Re: transitive closure of a graph
Date: 12 Oct 2005 14:45:50 -0700
Message-ID: <1129153550.780006.41620_at_g47g2000cwa.googlegroups.com>
Mikito Harakiri wrote:
> Adam Machanic wrote:
> > That won't work for the following undirected graph:
> >
> > E
> > / /\ \
> > A / \ D
> > \ / \ /
> > B C
> >
> > CREATE TABLE Edges (point1 CHAR(1), point2 CHAR(1))
> >
> > INSERT Edges VALUES ('A', 'A')
> > INSERT Edges VALUES ('B', 'B')
> > INSERT Edges VALUES ('C', 'C')
> > INSERT Edges VALUES ('D', 'D')
> > INSERT Edges VALUES ('E', 'E')
> > INSERT Edges VALUES ('E', 'A')
> > INSERT Edges VALUES ('A', 'E')
> > INSERT Edges VALUES ('E', 'D')
> > INSERT Edges VALUES ('D', 'E')
> > INSERT Edges VALUES ('A', 'B')
> > INSERT Edges VALUES ('B', 'A')
> > INSERT Edges VALUES ('D', 'C')
> > INSERT Edges VALUES ('C', 'D')
> > INSERT Edges VALUES ('B', 'E')
> > INSERT Edges VALUES ('E', 'B')
> > INSERT Edges VALUES ('C', 'E')
> > INSERT Edges VALUES ('E', 'C')
> >
> >
> > ... I don't think a solution is possible without string or binary
> > manipulation, due to the fact that you only have access to the last anchor
> > in the recursive part. If you had access to the entire set of preceding
> > rows it might be different...
>
> If I see the problem correctly, here is step-by-step execution
>
> 1.
> AE, EA, AB, BA, CD, DC, BE, EB, CE, EC -- all included;
> the other edges in the candidate set
> AA, BB, CC, DD, EE -- all excluded as invalidating tail <> head
> predicate
>
> 2. AE+EB=AB, AE+EC=AC, ..., AD, DA, AC, CA, BD, DB, BC, CB, -- all
> included;
> the other edges in the candidate set
> AA, BB, CC, DD, EE -- all excluded as invalidating e.head = ee.tail
> predicate
>
> Including the AB edge twice is a big problem!

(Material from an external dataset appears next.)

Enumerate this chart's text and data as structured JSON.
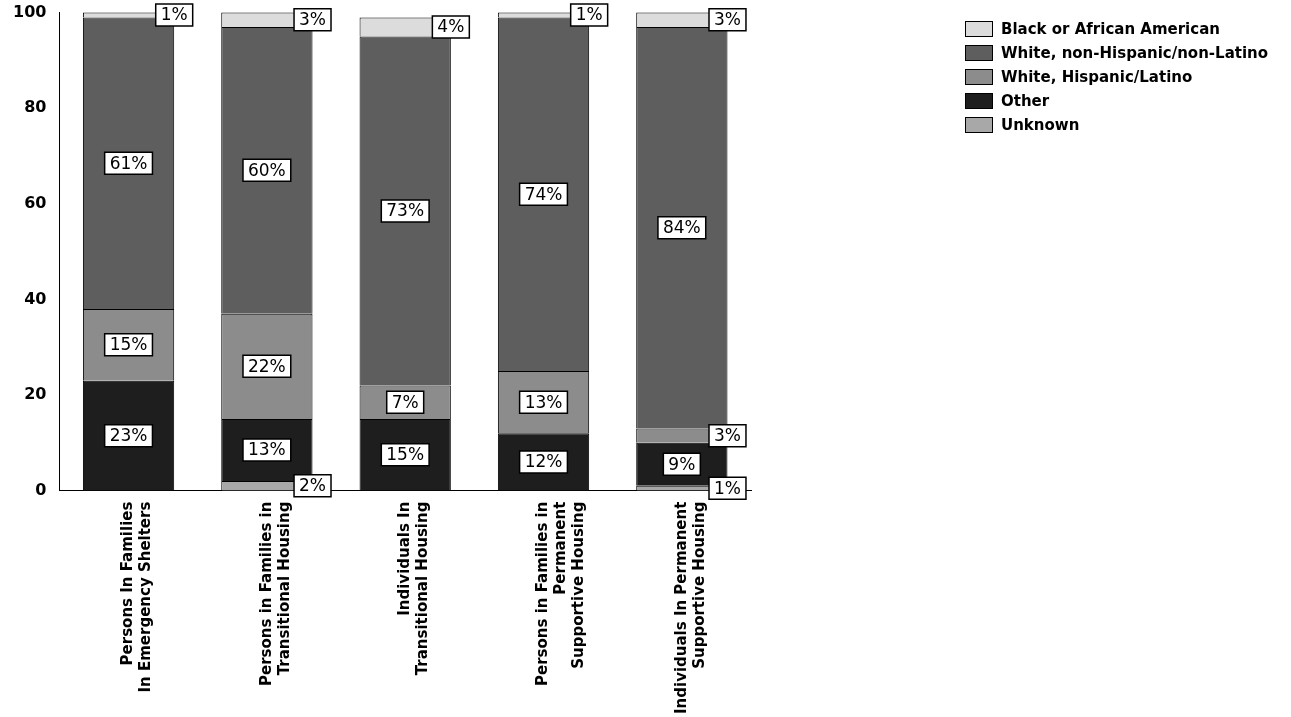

Apparently, the source of
> the problem is DB2 and SQLServer 2005 artifact that they allow "union
> all" only...
The duplicates are not a problem at all. Since you represent the
undirected graph with two bidirectional ones, the recursive query
naturally fails as it encounters cycles. It will fail even on a
trivial graph like that:
1---2---3
... if represented like {(1,2), (2,1), (2,3), (3,2)}
>
> P.S. Please don't remove the crossposts, as I might be lazy to look
> each of the 3 groups for followups.
Received on Wed Oct 12 2005 - 23:45:50 CEST